Look at Metachem. Recently it was revealed that its Delaware City workers' pensions are in jeopardy because of the company's bankruptcy filing. Not only is the company leaving these workers in potential ruin, it has contributed to the ruination of the environment by leaving behind tons of illegal chemical waste. Yet in spite of the fact that companies like Metachem don't respect their workers, the communities they inhabit or the environment, more often than not they escape prosecution. 

Unfortunately, avoiding justice is easy for Delaware companies. It is an insult to the public that the state Department of Natural Resources and Environmental Control usually handles industrial contamination by making companies pay relatively small fines that have little punitive effect. 

Meanwhile, Claymont, known for pollution problems stemming from Sunoco and General Chemical, has the highest rate of respiratory problems among youth in the nation. 

Because of such facts, once elected I plan to establish a task force to investigate bringing criminal charges against DNREC for failure to competently oversee polluters. Incumbent Attorney General M. Jane Brady won't launch such an investigation. And Democratic candidate Carl Schnee, who spent months refusing to take a stand on corporate crime, only now has begun to imitate me on such issues in the hope of getting back into the race. 

Corporate crime isn't the only problem the attorney general's office must confront. Racial inequity also haunts Delaware justice. 

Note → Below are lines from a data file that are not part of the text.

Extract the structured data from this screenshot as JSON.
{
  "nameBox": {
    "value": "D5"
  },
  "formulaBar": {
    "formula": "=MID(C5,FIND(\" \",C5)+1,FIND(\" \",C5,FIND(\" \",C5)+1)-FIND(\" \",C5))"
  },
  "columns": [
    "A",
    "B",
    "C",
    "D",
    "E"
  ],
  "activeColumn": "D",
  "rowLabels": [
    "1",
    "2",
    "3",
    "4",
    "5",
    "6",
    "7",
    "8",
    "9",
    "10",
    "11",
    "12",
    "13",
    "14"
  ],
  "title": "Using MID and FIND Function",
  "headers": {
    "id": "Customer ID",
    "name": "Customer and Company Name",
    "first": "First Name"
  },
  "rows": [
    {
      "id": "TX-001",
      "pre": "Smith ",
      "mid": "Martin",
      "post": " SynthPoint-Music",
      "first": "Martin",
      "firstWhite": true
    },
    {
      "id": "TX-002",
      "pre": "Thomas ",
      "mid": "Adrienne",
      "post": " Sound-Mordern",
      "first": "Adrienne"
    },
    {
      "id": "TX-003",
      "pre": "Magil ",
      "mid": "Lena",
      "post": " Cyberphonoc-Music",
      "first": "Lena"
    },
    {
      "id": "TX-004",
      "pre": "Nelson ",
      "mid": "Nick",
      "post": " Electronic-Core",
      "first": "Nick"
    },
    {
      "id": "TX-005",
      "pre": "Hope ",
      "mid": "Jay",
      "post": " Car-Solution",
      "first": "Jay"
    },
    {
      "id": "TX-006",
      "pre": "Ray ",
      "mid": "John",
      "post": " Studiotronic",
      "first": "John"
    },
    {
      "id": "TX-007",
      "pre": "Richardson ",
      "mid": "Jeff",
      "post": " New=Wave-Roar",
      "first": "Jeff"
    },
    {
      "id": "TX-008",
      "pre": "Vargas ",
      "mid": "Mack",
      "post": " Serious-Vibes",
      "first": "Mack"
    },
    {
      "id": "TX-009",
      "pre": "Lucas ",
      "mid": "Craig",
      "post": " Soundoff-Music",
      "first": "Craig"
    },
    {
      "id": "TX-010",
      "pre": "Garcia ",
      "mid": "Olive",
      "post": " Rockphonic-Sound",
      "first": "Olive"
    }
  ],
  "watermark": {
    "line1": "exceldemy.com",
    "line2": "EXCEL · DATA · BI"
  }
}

For every white person who is imprisoned in Delaware, 9.4 blacks are imprisoned in spite of the fact that blacks make up only 19.2 percent of the population. Just as disturbing is the fact that in Delaware, more than half of those on death row are non-white. This is an unnerving disproportion. 

Another race-related aspect of the criminal justice system is disparity in time served. Take the parallel cases of Amy Grossman and Brian Peterson, a white couple, and Abigail Caliboso and Eric Jose Ocampo, a Filipino couple. Both young couples were found guilty of the death of a newborn, but the Filipinos were sentenced to twice as much prison time as the white couple. This was in spite of the fact that they cooperated with police more than Grossman and Peterson did. 

Such racial disparities in sentencing and incarceration are typical. Yet such facts haven't jolted Schnee or Brady to speak out strongly, even though racial equity is pivotal to justice. 

Fortunately, although money can buy power sometimes, it can't do so all the time. In spite of Schnee's $350,000 campaign, I, with a far more frugal campaign, have emerged as Brady's strongest challenger because people are tired of politics as usual. As a result, voters have a real choice in the attorney general election. They can vote for independence and a people-first philosophy on the one hand or for more of what we already have on the other--inequity. 

In the last 20 years, the gap between Delaware's rich and poor has grown by 39 percent. Meanwhile, the state spent millions of dollars to build more prison space into which we stuff inmates, many of whom are nonviolent drug addicts who need medical rehabilitation, not jail time. 

On top of this, the state's general health is deteriorating. We have the country's seventh highest infant mortality rate, 100,000 people without medical insurance, and the nation's fourth highest cancer rate. 

Regarding Delaware's cancer rate, people should consider this: if even only a fraction of our cancer deaths are caused by industrial contamination, that means the executives and managers of the responsible plants have participated in a collective serial killing of far greater magnitude than any crime perpetrated by any individual criminal the state has ever known. 

Why should such corporate criminals be left to wine and dine each other in the Hotel du Pont's Green Room when in the same city someone can be photographed and fingerprinted by the police for just standing on a street corner? 

Delaware needs an attorney general who isn't afraid to stick up for justice in the justice system. 

Vivian A. Houghton is the Green Party candidate for attorney general.

[web note: This News Journal page A-11 article included a picture of the candidate.]